1. Make Win98 bootable diskette.
2. Plug your 80 GB hard drive as secondary/slave.
3. Boot from Win98 diskette.
4. Run FDISK and switch (5) to your secondary drive. Partition it. Make the primary partition of your 80 GB drive active. Exit FDISK. Note that in Fat32 it is impossible to create partitions larger that 32 GB. Reboot.
5. Boot from diskette again. Format your newly created partitions. You can see these letters using FDISK. The primary partition of the new drive will become disk D:. The next, type "sys D:" in the command prompt. Drive D: will become system drive. Reboot to your Win98 system.
6. In Win98, go to Explorer.

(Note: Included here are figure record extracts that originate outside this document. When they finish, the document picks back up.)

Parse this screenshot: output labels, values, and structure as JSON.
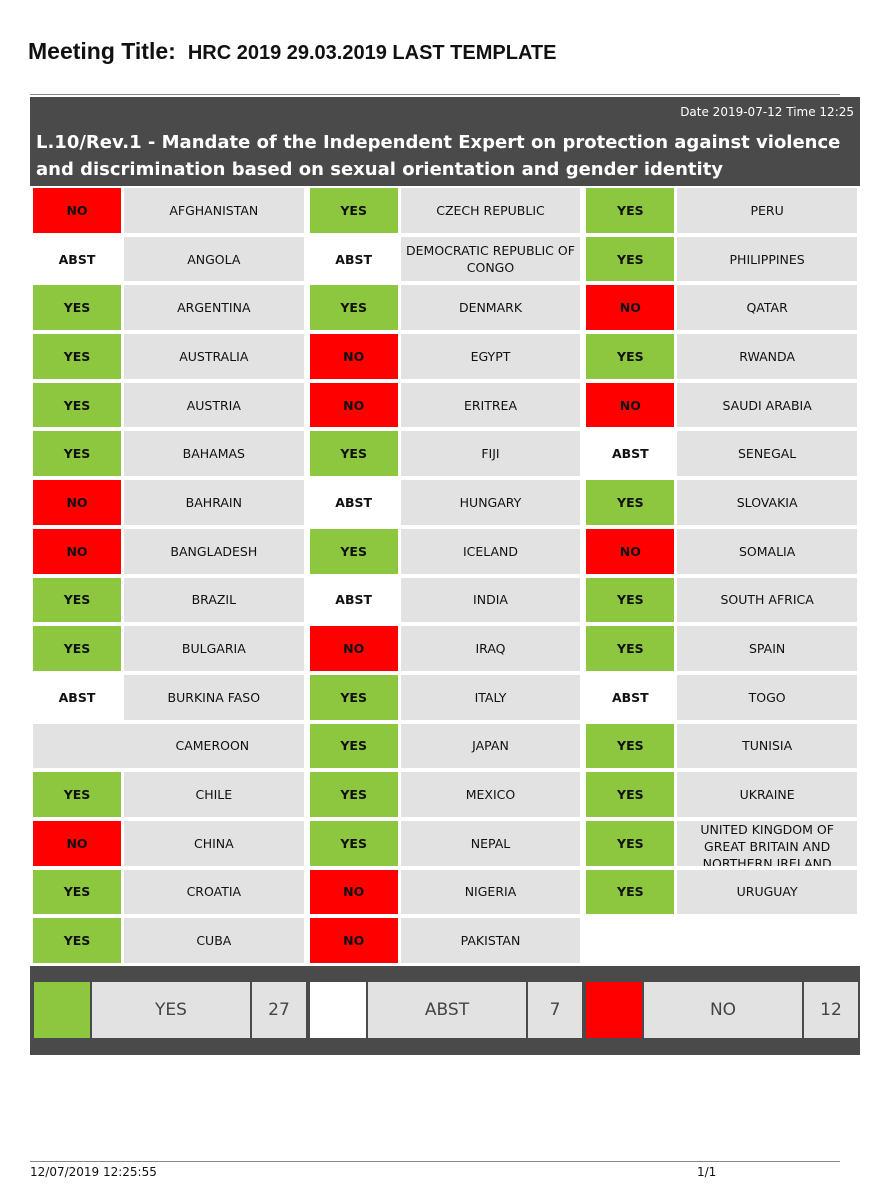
{
  "meeting": {
    "label": "Meeting Title:",
    "value": "HRC 2019 29.03.2019 LAST TEMPLATE"
  },
  "header": {
    "date": "Date 2019-07-12  Time 12:25",
    "title": "L.10/Rev.1 - Mandate of the Independent Expert on protection against violence and discrimination based on sexual orientation and gender identity"
  },
  "colors": {
    "yes": "#8dc63f",
    "no": "#ff0000",
    "abst": "#ffffff",
    "cell": "#e2e2e2",
    "header": "#4a4a4a"
  },
  "votes": {
    "col1": [
      {
        "vote": "NO",
        "country": "AFGHANISTAN"
      },
      {
        "vote": "ABST",
        "country": "ANGOLA"
      },
      {
        "vote": "YES",
        "country": "ARGENTINA"
      },
      {
        "vote": "YES",
        "country": "AUSTRALIA"
      },
      {
        "vote": "YES",
        "country": "AUSTRIA"
      },
      {
        "vote": "YES",
        "country": "BAHAMAS"
      },
      {
        "vote": "NO",
        "country": "BAHRAIN"
      },
      {
        "vote": "NO",
        "country": "BANGLADESH"
      },
      {
        "vote": "YES",
        "country": "BRAZIL"
      },
      {
        "vote": "YES",
        "country": "BULGARIA"
      },
      {
        "vote": "ABST",
        "country": "BURKINA FASO"
      },
      {
        "vote": "",
        "country": "CAMEROON"
      },
      {
        "vote": "YES",
        "country": "CHILE"
      },
      {
        "vote": "NO",
        "country": "CHINA"
      },
      {
        "vote": "YES",
        "country": "CROATIA"
      },
      {
        "vote": "YES",
        "country": "CUBA"
      }
    ],
    "col2": [
      {
        "vote": "YES",
        "country": "CZECH REPUBLIC"
      },
      {
        "vote": "ABST",
        "country": "DEMOCRATIC REPUBLIC OF CONGO"
      },
      {
        "vote": "YES",
        "country": "DENMARK"
      },
      {
        "vote": "NO",
        "country": "EGYPT"
      },
      {
        "vote": "NO",
        "country": "ERITREA"
      },
      {
        "vote": "YES",
        "country": "FIJI"
      },
      {
        "vote": "ABST",
        "country": "HUNGARY"
      },
      {
        "vote": "YES",
        "country": "ICELAND"
      },
      {
        "vote": "ABST",
        "country": "INDIA"
      },
      {
        "vote": "NO",
        "country": "IRAQ"
      },
      {
        "vote": "YES",
        "country": "ITALY"
      },
      {
        "vote": "YES",
        "country": "JAPAN"
      },
      {
        "vote": "YES",
        "country": "MEXICO"
      },
      {
        "vote": "YES",
        "country": "NEPAL"
      },
      {
        "vote": "NO",
        "country": "NIGERIA"
      },
      {
        "vote": "NO",
        "country": "PAKISTAN"
      }
    ],
    "col3": [
      {
        "vote": "YES",
        "country": "PERU"
      },
      {
        "vote": "YES",
        "country": "PHILIPPINES"
      },
      {
        "vote": "NO",
        "country": "QATAR"
      },
      {
        "vote": "YES",
        "country": "RWANDA"
      },
      {
        "vote": "NO",
        "country": "SAUDI ARABIA"
      },
      {
        "vote": "ABST",
        "country": "SENEGAL"
      },
      {
        "vote": "YES",
        "country": "SLOVAKIA"
      },
      {
        "vote": "NO",
        "country": "SOMALIA"
      },
      {
        "vote": "YES",
        "country": "SOUTH AFRICA"
      },
      {
        "vote": "YES",
        "country": "SPAIN"
      },
      {
        "vote": "ABST",
        "country": "TOGO"
      },
      {
        "vote": "YES",
        "country": "TUNISIA"
      },
      {
        "vote": "YES",
        "country": "UKRAINE"
      },
      {
        "vote": "YES",
        "country": "UNITED KINGDOM OF GREAT BRITAIN AND NORTHERN IRELAND"
      },
      {
        "vote": "YES",
        "country": "URUGUAY"
      }
    ]
  },
  "summary": [
    {
      "label": "YES",
      "count": "27",
      "color": "#8dc63f"
    },
    {
      "label": "ABST",
      "count": "7",
      "color": "#ffffff"
    },
    {
      "label": "NO",
      "count": "12",
      "color": "#ff0000"
    }
  ],
  "footer": {
    "timestamp": "12/07/2019 12:25:55",
    "page": "1/1"
  }
}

Make it show hidden and system files (View\Folder properties\View\Files and folders\Hidden files\Show all files). I use localized Win98 so actual menu names may slightly differ from that I had written before.
7. In Explorer, copy ALL CONTENTS of the disk C: to D:. Turn off PC.
8. Unplug your old drive. Make your 80 GB drive primary master.
9. After you turn PC if you made previous steps carefully you will boot into your Win98!

I am a system administrator and I often use this trick to upgrade HDD or to backup and restore system data!

Best regards, msa2003

The answer I got from Sunbow matched what I needed to know in a logical and easy to understand format, step by step.  Thank you!